Northdale violence reflects centralization of local security
Since October 2011 there has been over a dozen instances of violence within minutes of campus. Although most of these occurrences have been concentrated in the Northdale area, its indirect effects can be felt throughout the tri-city region. People feel that, while the frequency has not changed significantly, the nature of these encounters have become more dangerous. Victims have increasingly reported involvement of firearms and knives in altercations and this has caused fear to escalate. With Waterloo’s student population continuing to increase it is inevitable that it will clash with local crime systems and create a market for more to flourish.
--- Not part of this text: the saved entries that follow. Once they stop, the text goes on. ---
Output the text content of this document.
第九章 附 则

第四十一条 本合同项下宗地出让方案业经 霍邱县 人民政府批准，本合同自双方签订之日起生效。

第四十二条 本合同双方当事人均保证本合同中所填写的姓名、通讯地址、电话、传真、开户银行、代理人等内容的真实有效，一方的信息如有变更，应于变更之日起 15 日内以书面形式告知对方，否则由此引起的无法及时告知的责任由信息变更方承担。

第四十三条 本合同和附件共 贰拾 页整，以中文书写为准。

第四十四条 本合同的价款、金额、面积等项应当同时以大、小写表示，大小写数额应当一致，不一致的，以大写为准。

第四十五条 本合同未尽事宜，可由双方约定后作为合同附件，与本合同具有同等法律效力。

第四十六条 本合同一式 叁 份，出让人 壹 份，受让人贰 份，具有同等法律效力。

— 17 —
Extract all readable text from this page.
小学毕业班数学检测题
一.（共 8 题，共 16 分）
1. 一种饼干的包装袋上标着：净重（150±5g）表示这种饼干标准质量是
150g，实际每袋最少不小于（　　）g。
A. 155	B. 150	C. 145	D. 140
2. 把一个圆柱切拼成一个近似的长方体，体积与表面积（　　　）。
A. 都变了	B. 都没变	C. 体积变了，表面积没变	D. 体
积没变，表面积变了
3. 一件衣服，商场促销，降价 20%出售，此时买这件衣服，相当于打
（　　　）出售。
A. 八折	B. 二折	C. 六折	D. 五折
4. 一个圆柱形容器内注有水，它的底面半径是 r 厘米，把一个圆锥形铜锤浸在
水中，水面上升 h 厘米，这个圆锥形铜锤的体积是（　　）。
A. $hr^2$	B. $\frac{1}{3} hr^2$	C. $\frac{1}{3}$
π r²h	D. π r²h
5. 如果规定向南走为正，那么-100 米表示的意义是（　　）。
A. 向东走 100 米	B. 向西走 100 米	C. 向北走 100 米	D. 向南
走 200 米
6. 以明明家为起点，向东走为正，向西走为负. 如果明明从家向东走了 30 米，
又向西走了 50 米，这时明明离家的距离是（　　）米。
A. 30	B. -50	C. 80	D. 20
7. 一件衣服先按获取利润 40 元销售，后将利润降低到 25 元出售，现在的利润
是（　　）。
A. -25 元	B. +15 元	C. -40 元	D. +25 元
It can be argued that crime in the Northdale area is linked to its inefficient use of land. Like other communities of “affordable housing,” financial sustainability is difficult unless land-owners crowd as many complexes together as possible. This results in an unbalanced ratio of space used for housing versus space used for things like shopping centres, libraries, recreational facilities, city parks, etc.
With this imbalance of infrastructure the community is centralized into various hotspots for daily traffic. For this reason, local security also concentrates its efforts to make the safety of these places a priority. Alternatively, areas outside of these centres tend to be neglected in terms of both maintenance and police presence.
There can be no question that these increases in violence bring attention to a growing issue in safety. Unfortunately, this problem will probably not improve in the near future given the reality that Waterloo universities are still expanding and security is only bound to get more concentrated.
Students must change their perceptions of Waterloo as a city and become more conscious of the changing circumstances in their local environment. For individuals who grew up in smaller towns, a sense of communal security could be an obstacle in overcoming naivety and staying safe while living here. Anybody can be a victim of violence and students cannot assume that local security is perfect.